So sammelt er den überall achtlos weggeworfenen Müll auf, organisiert Kletter- und Wandertouren für Freunde und Bekannte. Zweimal war Matso georgischer Meister im Sportklettern, er wurde gesponsert und ist in Musik- sowie Werbevideos aufgetreten, immer wieder kamen Jobs als Reiseführer oder als Organisator verschiedener Veranstaltungen hinzu. Trotzdem ist es schwer, mit seinem schmalen Einkommen ein sorgenfreies Leben zu führen. „Die Alten müssen endlich abkratzen!“, antwortet er auf die Frage, was sich in seinem Land ändern müsse.

Georgiens Generationenkonflikt zeigt sich besonders stark hier auf dem Land. Während sich viele Alte in Erinnerung an den Kommunismus, als es wenigstens Arbeit und immer etwas zu essen gab, nach Russland orientieren, träumen die Jungen oft von Europa. Dessen illuminierte Flagge strahlte im März von Häuserwänden in Tiflis, es gab Straßenfeste, um die von der EU gewährte Visumsfreiheit zu feiern: Seit dem 28. März können alle Georgier, die im Besitz eines biometrischen Passes samt Fingerabdruck sind, ohne Visum für 90 Tage in den Schengen-Raum einreisen. Was für den mit seiner Heimat verbundenen Matso noch keine Option ist: Mehr Georgier als bisher schon, vor allem aus den Grenzregionen, könnten ihr Glück in Europa suchen.

Bei den Parlamentswahlen im vergangenen Oktober hat Matso die „Vereinte Nationale Bewegung“ gewählt, der der zwischen 2004 und 2013 als Präsident amtierende, in den USA promovierte Micheil Saakaschwili angehört.
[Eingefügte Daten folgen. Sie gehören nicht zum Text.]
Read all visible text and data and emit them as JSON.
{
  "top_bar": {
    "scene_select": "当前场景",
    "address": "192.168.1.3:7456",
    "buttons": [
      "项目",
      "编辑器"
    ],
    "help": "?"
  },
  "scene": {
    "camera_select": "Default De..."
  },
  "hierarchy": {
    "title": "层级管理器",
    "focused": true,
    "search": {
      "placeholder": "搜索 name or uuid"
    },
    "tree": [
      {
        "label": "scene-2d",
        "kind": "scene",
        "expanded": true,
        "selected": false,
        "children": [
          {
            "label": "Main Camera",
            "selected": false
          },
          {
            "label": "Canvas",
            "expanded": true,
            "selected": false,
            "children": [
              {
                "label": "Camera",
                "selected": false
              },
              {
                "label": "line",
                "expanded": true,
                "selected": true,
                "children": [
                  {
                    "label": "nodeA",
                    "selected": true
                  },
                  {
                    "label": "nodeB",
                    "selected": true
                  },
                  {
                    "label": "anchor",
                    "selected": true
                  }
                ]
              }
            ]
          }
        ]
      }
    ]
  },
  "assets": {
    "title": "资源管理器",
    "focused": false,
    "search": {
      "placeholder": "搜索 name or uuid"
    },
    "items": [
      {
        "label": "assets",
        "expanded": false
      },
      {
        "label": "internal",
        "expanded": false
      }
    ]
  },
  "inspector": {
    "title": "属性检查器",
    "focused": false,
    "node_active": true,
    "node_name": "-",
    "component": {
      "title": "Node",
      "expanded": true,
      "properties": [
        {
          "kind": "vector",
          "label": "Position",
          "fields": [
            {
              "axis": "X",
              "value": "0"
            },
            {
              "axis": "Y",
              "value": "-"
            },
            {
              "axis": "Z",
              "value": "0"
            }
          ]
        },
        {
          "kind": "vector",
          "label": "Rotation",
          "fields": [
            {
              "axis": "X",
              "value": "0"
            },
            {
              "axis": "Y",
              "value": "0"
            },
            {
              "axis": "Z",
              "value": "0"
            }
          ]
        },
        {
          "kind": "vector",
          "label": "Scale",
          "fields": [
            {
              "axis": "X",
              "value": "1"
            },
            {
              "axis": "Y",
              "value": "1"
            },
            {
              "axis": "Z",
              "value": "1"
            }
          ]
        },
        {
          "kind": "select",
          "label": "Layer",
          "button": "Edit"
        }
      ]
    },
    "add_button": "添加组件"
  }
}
Matso sieht sie als einzige realistische Alternative zum „Georgischen Traum“, deren Gründer Bidsina Iwanischwili seine Milliarden im Zuge der Privatisierung russischen Staatseigentums mit Rohstoffhandel gemacht hat, sich offiziell nach Europa ausrichtet und zugleich beste Beziehungen nach Russland unterhält. 2012 wurde aus der Oppositions- eine Regierungspartei, der „Georgische Traum“ gewann die absolute Mehrheit und steigerte sie 2016 auf eine Dreiviertelübermacht.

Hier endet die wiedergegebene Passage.